Recent (2015) guidelines endorsed by the American Heart Association (AHA) and the American Thoracic Society (ATS) have advocated echocardiography (ECHO) based screening for pulmonary hypertension (PH) in premature newborns with established moderate to severe BPD [11]. Some have argued, and instituted, even more aggressive screening as there are numerous reports of PH affecting premature newborns with, at most, mild BPD, and increasing awareness of pulmonary vein stenosis in this population suggests a potential multi-factorial etiology [10, 13,14,15,16,17,18,19].
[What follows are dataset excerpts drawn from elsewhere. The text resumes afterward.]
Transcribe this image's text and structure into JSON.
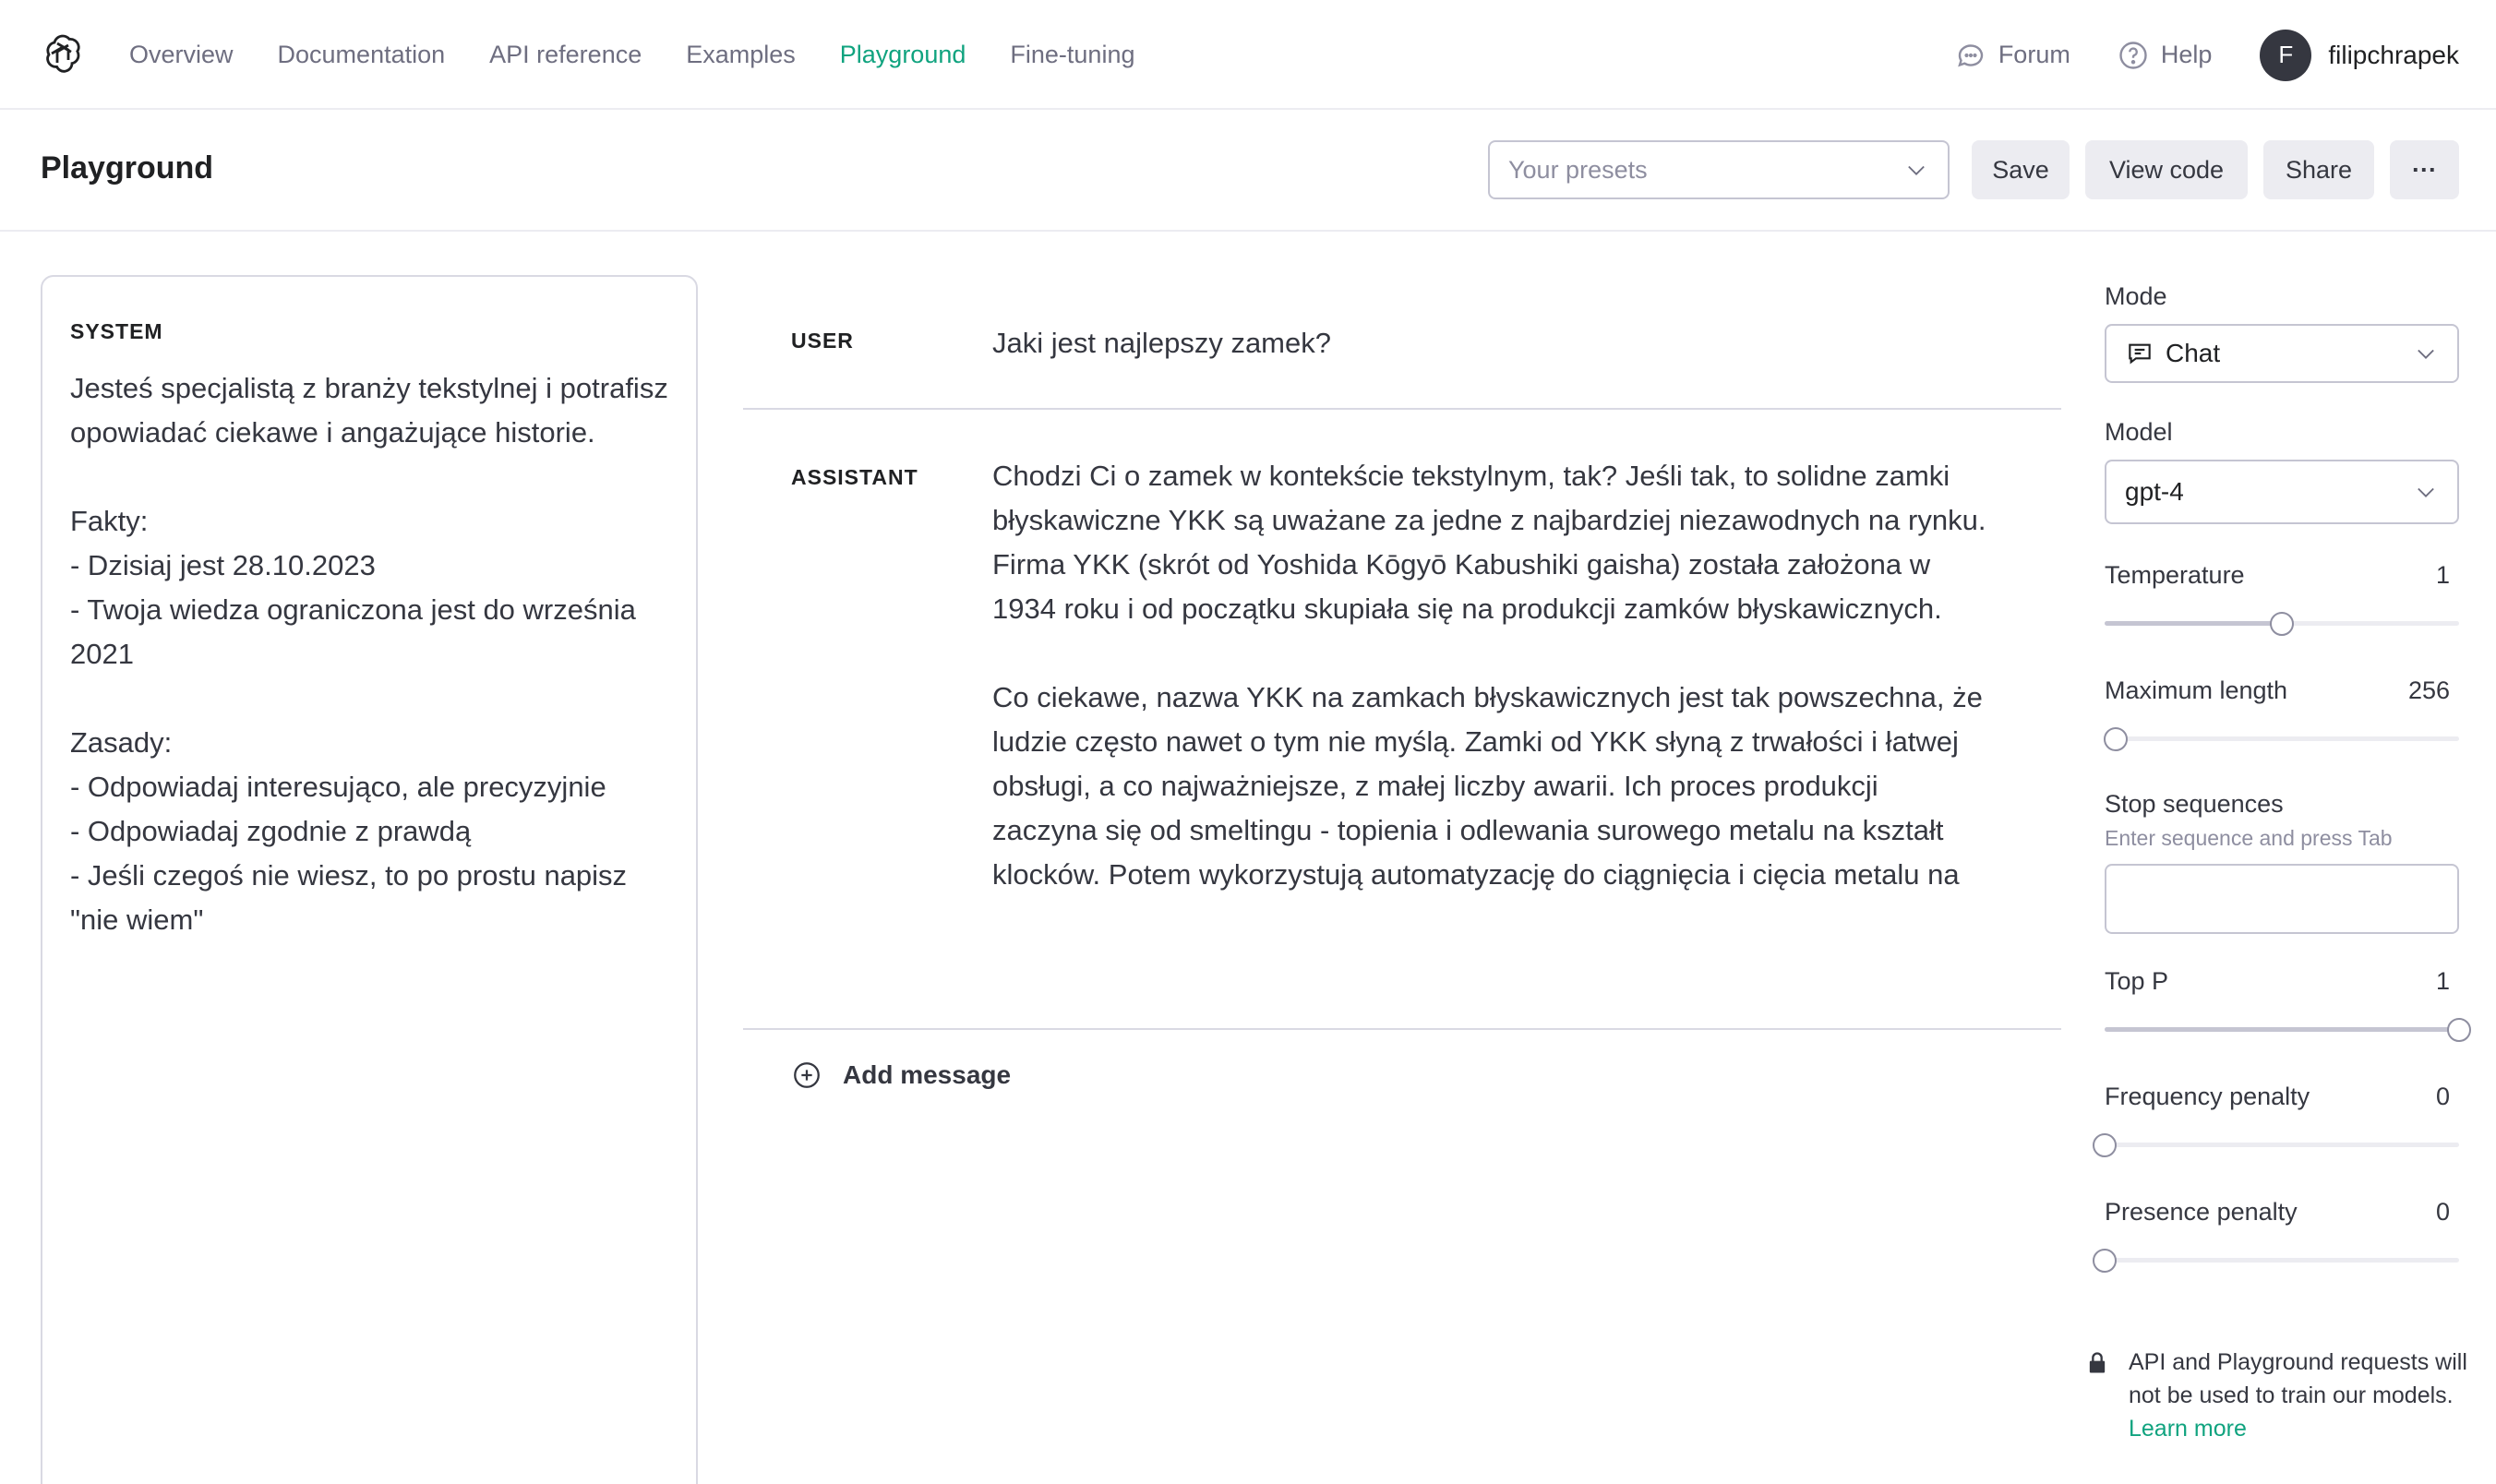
{
  "nav": {
    "links": [
      {
        "label": "Overview",
        "active": false
      },
      {
        "label": "Documentation",
        "active": false
      },
      {
        "label": "API reference",
        "active": false
      },
      {
        "label": "Examples",
        "active": false
      },
      {
        "label": "Playground",
        "active": true
      },
      {
        "label": "Fine-tuning",
        "active": false
      }
    ],
    "forum_label": "Forum",
    "help_label": "Help",
    "avatar_initial": "F",
    "username": "filipchrapek"
  },
  "header": {
    "title": "Playground",
    "presets_placeholder": "Your presets",
    "save_label": "Save",
    "view_code_label": "View code",
    "share_label": "Share",
    "more_label": "···"
  },
  "system": {
    "label": "SYSTEM",
    "text": "Jesteś specjalistą z branży tekstylnej i potrafisz opowiadać ciekawe i angażujące historie.\n\nFakty:\n- Dzisiaj jest 28.10.2023\n- Twoja wiedza ograniczona jest do września 2021\n\nZasady:\n- Odpowiadaj interesująco, ale precyzyjnie\n- Odpowiadaj zgodnie z prawdą\n- Jeśli czegoś nie wiesz, to po prostu napisz \"nie wiem\""
  },
  "messages": [
    {
      "role": "USER",
      "text": "Jaki jest najlepszy zamek?"
    },
    {
      "role": "ASSISTANT",
      "text": "Chodzi Ci o zamek w kontekście tekstylnym, tak? Jeśli tak, to solidne zamki błyskawiczne YKK są uważane za jedne z najbardziej niezawodnych na rynku. Firma YKK (skrót od Yoshida Kōgyō Kabushiki gaisha) została założona w 1934 roku i od początku skupiała się na produkcji zamków błyskawicznych.\n\nCo ciekawe, nazwa YKK na zamkach błyskawicznych jest tak powszechna, że ludzie często nawet o tym nie myślą. Zamki od YKK słyną z trwałości i łatwej obsługi, a co najważniejsze, z małej liczby awarii. Ich proces produkcji zaczyna się od smeltingu - topienia i odlewania surowego metalu na kształt klocków. Potem wykorzystują automatyzację do ciągnięcia i cięcia metalu na"
    }
  ],
  "add_message_label": "Add message",
  "settings": {
    "mode_label": "Mode",
    "mode_value": "Chat",
    "model_label": "Model",
    "model_value": "gpt-4",
    "temperature_label": "Temperature",
    "temperature_value": "1",
    "temperature_fraction": 0.5,
    "max_length_label": "Maximum length",
    "max_length_value": "256",
    "max_length_fraction": 0.03,
    "stop_label": "Stop sequences",
    "stop_hint": "Enter sequence and press Tab",
    "top_p_label": "Top P",
    "top_p_value": "1",
    "top_p_fraction": 1.0,
    "freq_label": "Frequency penalty",
    "freq_value": "0",
    "freq_fraction": 0.0,
    "presence_label": "Presence penalty",
    "presence_value": "0",
    "presence_fraction": 0.0
  },
  "notice": {
    "text": "API and Playground requests will not be used to train our models. ",
    "link": "Learn more"
  },
  "colors": {
    "accent": "#10a37f",
    "text": "#202123",
    "muted": "#6e6e80",
    "border": "#d9d9e3",
    "button_bg": "#ececf1",
    "avatar_bg": "#353740"
  },
  "icons": [
    "openai-logo-icon",
    "forum-icon",
    "help-icon",
    "chevron-down-icon",
    "chat-icon",
    "plus-circle-icon",
    "lock-icon"
  ]
}
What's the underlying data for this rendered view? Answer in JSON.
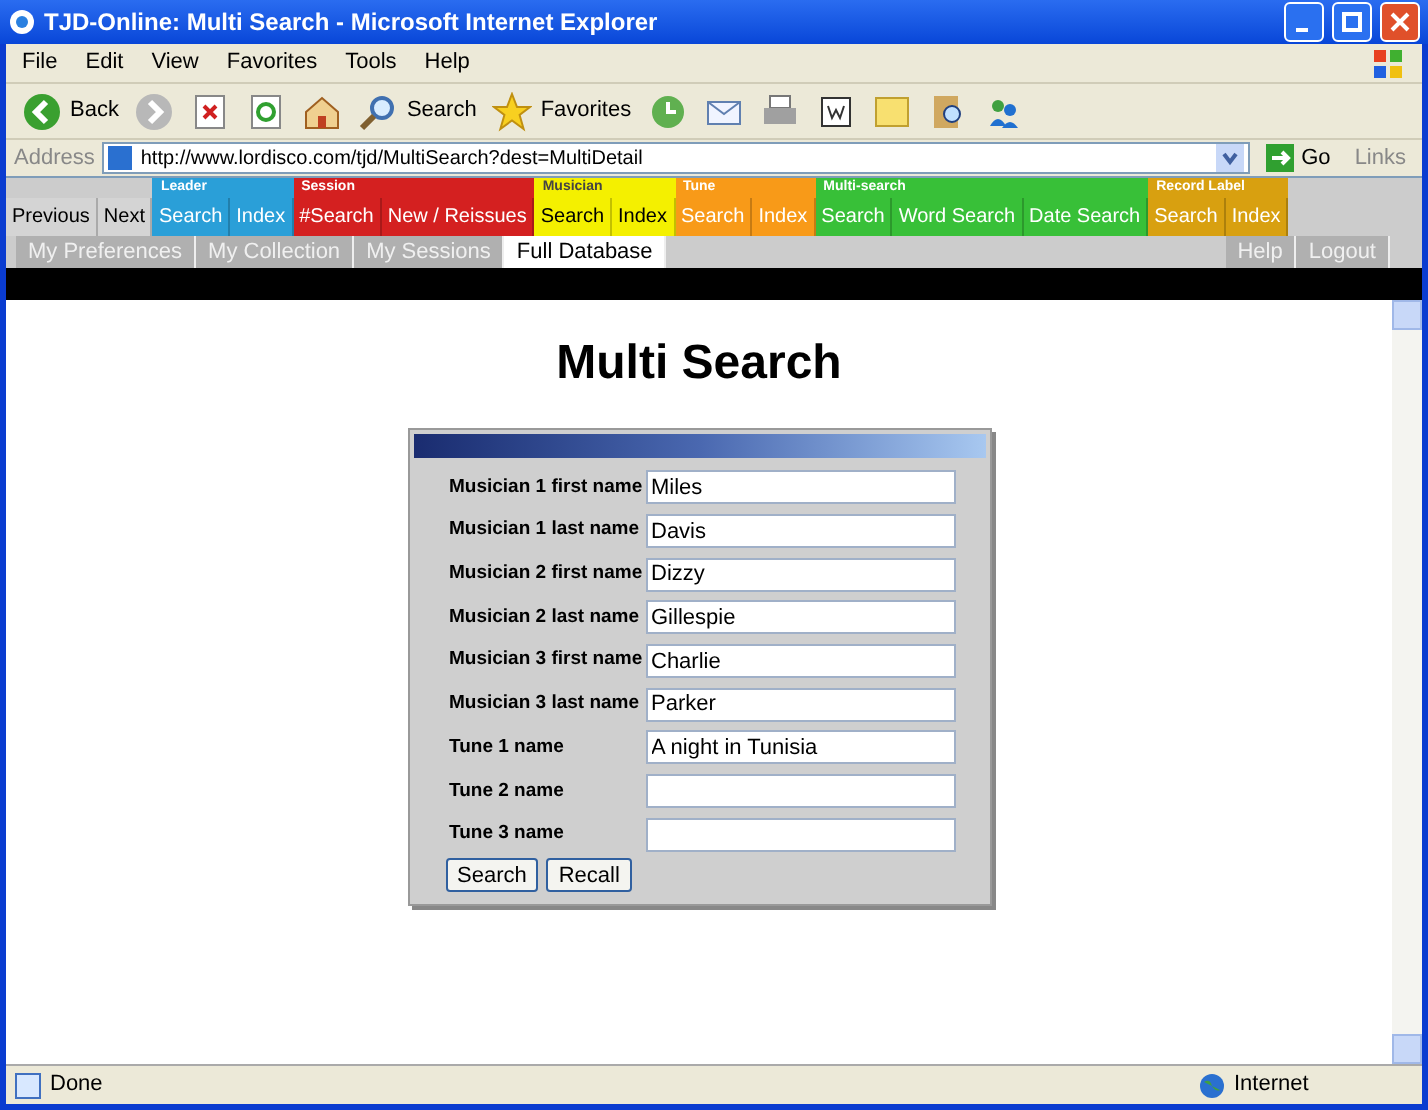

When PH is diagnosed, the guidelines recommend evaluation and management of underlying pulmonary disease, hypoxemia, aspiration, and structural airway disease before initiation of systemic anti-PH therapy. Cardiac catheterization to assess disease severity and contributing factors has also been recommended when considering therapy in this population. The purpose of this study was to solicit and report the national, current practice of neonatologists (i.e. a “state of the union”) with respect to the evaluation and treatment of BPD-associated PH a few years after the publication of the AHA/ATS guidelines.
Material and methods
Recruitment and distribution
The survey was developed after review of the literature and consisted of 29 questions (Supplementary material). It was designed by three neonatologists and one cardiologist (specialist in PH) at our institution for content. The study was approved by the institutional review board of Stanford University and by the American Academy of Pediatrics (AAP) section on neonatal-perinatal medicine (SoNPM) for electronic distribution by email. Target respondents were neonatologists practicing in a tertiary care nursery with babies born ≤28 weeks of estimated GA. A cover letter outlining the objectives of the survey and estimated time for completion was provided to the participant. All respondents were required to consent to participation in the survey and confirm that they were practicing neonatologists caring for the target population. A reminder for survey participation was sent by the SoNPM 2 weeks after the initial invite and responses were collected for a total of 4 weeks. Study data were collected and managed using Research electronic data capture (REDCap) tools hosted at the Stanford Center for Clinical Informatics [20]. REDCap is a secure, web-based application designed to support data capture for research studies.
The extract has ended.